Archiving and Storing Content

Journalism Now episode on archival issues raised some interesting issues when it comes to archiving content and the longevity of the web.

In this post, I will cover some of the issues I think are important for archiving the web and provide some ideas (at least the beginning of some ideas) for automating the archival of content and applications.

It is important to note that not all these techniques will allow you to view the content right away and, in some cases, may only provide the data you can use to restore the content to a viewable state in some way, shape, or form.

I use WordPress, which is why most of these techniques are geared towards that CMS. But there’s no reason some of them wouldn’t work with other CMS systems.

Archiving old WordPress pages and posts

Some techniques for archiving WordPress content.

Archiving the site. Option 1: generating a static site with plugins

Since we’re not adding new content it may be a good idea to create a static site. The first option is to use a WordPress plugin to generate a static version of the site, doing minor site tweaks, and then moving that to the archival location.

Plugins like simply static by Code of Conduct will generate a full configurable static version of your WordPress site ready to upload to an archival or backup server.

Archiving the site. Option 2: generating a static site with Puppeteer

starting from the code in Stefan Baumgartner’s Saving and scraping a website with Puppeteer we can get a basic scrapping system in a few lines of Javascript.

const puppeteer = require('puppeteer');
const {URL} = require('url');
const fse = require('fs-extra');
const path = require('path');

async function start(urlToFetch) {
  const browser = await puppeteer.launch();
  const page = await browser.newPage();

  page.on('response', async (response) => {
    try {
      const url = new URL(response.url());
      let filePath = path.resolve(`./output${url.pathname}`);
      if (path.extname(url.pathname).trim() === '') {
        filePath = `${filePath}/index.html`;
      }
      await fse.outputFile(filePath, await response.buffer());
    } catch (error) {
      console.error(error);
    }
  });

  await page.goto(urlToFetch, {waitUntil: 'networkidle2'});

  setTimeout(async () => {
    await browser.close();
  }, 60000 * 4);
}

start('https://publishing-project.rivendellweb.net');

There are two things left to this script to make it really useful:

  • Make it recursive: Right now it captures a single URL. For it to be really useful we need to make sure it captures all the local URLs in a page
  • Make it configurable: The base URL to crawl is hardcoded into the script. To add flexibility we may want to create a CLI around it

Option 3: Generating a wrx backup file

One of the things I like a lot about WordPress is how easy it is to create a full data backup that can then be imported. This will only work if you have access to the WordPress administrator backend.

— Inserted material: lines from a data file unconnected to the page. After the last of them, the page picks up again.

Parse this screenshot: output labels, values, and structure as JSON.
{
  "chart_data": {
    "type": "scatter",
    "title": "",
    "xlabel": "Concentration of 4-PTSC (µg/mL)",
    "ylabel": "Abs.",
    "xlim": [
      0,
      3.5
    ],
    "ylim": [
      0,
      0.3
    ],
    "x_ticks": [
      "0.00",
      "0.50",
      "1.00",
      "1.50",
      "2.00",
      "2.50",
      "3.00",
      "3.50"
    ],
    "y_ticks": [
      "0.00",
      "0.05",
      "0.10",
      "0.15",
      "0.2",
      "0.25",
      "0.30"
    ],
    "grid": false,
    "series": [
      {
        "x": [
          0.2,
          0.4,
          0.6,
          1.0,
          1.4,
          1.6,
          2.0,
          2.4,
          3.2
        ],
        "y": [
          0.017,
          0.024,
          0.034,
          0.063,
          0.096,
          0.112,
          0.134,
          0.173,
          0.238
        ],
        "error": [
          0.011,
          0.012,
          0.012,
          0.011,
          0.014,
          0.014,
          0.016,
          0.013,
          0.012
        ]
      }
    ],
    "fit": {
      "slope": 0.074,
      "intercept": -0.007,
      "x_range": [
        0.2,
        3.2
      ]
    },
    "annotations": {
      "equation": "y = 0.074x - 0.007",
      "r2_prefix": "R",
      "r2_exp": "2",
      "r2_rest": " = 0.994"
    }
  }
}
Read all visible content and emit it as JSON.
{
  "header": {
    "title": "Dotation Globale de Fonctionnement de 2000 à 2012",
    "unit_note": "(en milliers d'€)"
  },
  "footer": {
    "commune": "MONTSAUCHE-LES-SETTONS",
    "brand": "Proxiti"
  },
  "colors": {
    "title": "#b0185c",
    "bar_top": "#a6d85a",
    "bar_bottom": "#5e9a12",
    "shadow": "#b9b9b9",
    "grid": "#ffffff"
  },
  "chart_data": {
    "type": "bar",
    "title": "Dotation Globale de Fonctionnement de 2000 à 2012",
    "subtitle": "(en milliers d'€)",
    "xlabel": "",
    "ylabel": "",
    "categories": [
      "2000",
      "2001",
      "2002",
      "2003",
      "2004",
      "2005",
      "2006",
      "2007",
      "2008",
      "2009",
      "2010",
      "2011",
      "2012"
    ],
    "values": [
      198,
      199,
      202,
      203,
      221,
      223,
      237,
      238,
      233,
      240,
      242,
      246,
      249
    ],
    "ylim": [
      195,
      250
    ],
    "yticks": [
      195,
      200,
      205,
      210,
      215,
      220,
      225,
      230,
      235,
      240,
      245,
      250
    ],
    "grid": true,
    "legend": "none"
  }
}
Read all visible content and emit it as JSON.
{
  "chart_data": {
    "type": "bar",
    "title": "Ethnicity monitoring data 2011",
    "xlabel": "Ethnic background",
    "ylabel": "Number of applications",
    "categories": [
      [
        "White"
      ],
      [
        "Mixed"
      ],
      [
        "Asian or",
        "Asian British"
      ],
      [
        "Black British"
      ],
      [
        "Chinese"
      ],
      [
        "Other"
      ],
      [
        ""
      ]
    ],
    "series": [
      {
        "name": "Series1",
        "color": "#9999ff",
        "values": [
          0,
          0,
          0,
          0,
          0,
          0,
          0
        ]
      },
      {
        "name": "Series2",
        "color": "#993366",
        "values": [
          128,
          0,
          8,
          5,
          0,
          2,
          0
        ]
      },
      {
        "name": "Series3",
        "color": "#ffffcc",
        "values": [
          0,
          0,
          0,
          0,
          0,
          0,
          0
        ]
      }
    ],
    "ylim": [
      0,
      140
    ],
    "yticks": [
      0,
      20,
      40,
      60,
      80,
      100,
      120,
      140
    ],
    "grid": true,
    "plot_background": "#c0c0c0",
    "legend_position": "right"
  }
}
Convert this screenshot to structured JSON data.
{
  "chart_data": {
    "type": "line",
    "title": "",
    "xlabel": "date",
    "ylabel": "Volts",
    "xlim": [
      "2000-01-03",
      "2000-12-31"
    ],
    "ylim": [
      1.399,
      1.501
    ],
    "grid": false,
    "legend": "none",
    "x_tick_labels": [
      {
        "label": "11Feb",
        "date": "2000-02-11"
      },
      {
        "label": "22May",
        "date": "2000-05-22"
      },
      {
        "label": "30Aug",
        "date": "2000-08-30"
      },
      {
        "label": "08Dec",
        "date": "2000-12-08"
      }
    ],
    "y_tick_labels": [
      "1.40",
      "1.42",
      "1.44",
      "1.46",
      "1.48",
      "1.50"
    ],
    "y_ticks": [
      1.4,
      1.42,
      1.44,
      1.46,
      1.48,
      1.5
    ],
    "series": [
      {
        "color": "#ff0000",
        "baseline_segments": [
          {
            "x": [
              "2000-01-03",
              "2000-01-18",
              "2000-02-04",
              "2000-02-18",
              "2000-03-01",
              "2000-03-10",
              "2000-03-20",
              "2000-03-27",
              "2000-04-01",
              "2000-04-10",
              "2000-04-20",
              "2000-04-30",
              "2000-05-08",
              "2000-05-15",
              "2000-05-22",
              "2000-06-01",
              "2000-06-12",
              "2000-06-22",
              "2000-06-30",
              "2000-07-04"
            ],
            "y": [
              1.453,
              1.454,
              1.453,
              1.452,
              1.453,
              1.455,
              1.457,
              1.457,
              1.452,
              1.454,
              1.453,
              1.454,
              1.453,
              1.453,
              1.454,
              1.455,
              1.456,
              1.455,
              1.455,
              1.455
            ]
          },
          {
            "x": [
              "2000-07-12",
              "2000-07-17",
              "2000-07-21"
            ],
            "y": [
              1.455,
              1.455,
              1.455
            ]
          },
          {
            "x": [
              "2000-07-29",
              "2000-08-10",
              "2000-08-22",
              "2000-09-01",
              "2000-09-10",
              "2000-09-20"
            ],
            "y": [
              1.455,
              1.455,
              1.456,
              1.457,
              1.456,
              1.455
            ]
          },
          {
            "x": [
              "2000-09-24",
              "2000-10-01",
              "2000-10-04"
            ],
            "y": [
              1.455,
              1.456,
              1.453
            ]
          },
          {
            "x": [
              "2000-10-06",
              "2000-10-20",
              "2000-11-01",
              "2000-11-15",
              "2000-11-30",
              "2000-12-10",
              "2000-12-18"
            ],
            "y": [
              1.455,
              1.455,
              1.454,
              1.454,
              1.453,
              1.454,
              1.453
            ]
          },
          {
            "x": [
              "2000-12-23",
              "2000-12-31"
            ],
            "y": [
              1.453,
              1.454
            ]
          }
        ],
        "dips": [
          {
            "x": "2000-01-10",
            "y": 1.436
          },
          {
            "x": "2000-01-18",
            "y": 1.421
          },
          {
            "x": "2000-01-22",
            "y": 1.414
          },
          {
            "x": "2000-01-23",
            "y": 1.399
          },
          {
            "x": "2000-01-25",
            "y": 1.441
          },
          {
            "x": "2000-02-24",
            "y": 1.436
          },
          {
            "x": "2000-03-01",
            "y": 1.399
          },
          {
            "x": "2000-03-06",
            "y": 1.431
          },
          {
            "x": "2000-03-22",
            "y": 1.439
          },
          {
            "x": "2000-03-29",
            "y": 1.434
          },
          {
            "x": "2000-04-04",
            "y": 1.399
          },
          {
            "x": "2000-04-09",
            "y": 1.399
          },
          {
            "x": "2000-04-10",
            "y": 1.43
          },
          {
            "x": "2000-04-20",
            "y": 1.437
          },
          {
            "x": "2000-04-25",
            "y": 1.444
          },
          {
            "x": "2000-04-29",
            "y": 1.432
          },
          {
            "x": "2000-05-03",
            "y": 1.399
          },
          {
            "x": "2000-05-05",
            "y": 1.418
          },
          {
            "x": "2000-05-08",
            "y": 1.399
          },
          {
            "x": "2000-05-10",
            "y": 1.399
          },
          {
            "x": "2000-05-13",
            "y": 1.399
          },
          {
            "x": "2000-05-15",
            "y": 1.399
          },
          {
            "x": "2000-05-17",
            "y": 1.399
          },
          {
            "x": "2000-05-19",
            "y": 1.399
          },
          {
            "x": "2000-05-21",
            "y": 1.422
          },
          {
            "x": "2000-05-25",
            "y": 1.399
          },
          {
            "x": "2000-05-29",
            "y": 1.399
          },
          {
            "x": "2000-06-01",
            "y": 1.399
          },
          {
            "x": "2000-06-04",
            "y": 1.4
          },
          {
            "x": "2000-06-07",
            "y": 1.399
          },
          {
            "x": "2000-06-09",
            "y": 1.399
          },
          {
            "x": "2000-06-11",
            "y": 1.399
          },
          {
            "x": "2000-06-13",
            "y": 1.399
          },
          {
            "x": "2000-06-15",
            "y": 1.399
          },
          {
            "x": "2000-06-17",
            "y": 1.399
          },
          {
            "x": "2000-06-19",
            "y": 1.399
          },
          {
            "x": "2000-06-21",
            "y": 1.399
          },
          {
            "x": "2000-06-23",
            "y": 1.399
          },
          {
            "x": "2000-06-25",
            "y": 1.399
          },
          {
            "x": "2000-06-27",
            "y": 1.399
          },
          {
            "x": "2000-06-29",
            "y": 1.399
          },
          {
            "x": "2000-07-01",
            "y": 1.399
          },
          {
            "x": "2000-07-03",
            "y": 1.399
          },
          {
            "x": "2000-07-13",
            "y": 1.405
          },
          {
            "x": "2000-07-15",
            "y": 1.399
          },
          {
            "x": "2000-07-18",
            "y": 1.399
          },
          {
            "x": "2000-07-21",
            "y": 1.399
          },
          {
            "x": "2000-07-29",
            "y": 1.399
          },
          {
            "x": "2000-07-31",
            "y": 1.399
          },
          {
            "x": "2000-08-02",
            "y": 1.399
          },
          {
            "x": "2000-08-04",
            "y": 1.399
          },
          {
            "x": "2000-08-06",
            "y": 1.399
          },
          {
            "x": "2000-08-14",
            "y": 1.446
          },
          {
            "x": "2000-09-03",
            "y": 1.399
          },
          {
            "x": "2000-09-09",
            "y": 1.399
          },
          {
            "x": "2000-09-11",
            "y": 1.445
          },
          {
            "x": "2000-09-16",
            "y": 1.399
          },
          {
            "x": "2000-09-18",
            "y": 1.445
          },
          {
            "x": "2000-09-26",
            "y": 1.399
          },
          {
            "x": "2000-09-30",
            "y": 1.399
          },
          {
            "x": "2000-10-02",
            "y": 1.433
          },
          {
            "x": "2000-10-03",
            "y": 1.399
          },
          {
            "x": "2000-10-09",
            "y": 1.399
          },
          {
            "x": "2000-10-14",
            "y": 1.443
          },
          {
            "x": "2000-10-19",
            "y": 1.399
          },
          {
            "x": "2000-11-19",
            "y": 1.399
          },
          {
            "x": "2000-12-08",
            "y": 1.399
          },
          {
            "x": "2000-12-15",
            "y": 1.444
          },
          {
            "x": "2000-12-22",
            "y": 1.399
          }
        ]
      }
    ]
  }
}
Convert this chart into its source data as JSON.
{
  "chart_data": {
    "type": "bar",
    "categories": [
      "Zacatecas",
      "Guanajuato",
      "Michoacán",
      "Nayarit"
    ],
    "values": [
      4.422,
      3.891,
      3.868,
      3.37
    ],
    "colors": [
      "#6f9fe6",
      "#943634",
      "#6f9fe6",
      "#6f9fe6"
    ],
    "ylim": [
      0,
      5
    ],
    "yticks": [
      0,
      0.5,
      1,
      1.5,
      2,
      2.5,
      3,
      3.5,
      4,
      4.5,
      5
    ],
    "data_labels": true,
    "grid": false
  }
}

If you’re accessing the exporter for the first time you will be prompted to download the exporter plugin. The following steps assume that you’ve already downloaded it.

Under the tools > export menu you can choose what parts of your site you want to backup. Unless the site is large, I usually pick all content.

Once you’ve downloaded the export file you can go to your new installation and use the tools > import menu and select WordPress.

If the site is too large we may hit an upload size limitation when uploading and we will have to come back to the exporter and create multiple, smaller, back up files and import them individually. This is a limitation of PHP and can be changed. How to increase the upload limit is beyond the scope of this post.

If there are no errors you will have equivalent content in both blogs. Now you have to worry about the presentation.

Making sure the content matches the presentation

Backing up the content is easy but how do you make sure your theme and plugins are the same in both instances? How do you decide if full parity is needed?

For example, if you do comment moderation or allow comments in your site at all, you may not want to do so in the archive site to ensure that the content is not polluted by spam.

Likewise, you’ll have to de decide if each of the features in the original site need to be ported to the archived version.

Archiving interactive content

I hear many people talk about the SpaceJam website as a sign of the web’s resilience. What people don’t realize is that the original site was modified when it was moved to the WB Archive site www.warnerbros.com/archive/spacejam/movie/jam.htm.

Archiving older content means that the content must be playable as close to the original as possible.

In the Space Jam site, this means having a properly configured Apache server that can handle server side include directives which may also require a virtual host or a VM configured with Apache.

With WordPress, it becomes more complex as the version of PHP and the number external modules you must configure is highly dependent on what plugins and functionality you want to enable. Not installing the appropriate PHP modules will, at best, render plugins unusable and, at worst, stop WordPress from working altogether.

Conclusion

Creating high fidelity archives of web content is not a trivial undertaking and must be carefully thought out and planned.

But, unless the site uses proprietary features to a given web server (like IIS or the old Netscape web servers) it shouldn’t be too difficult to implement.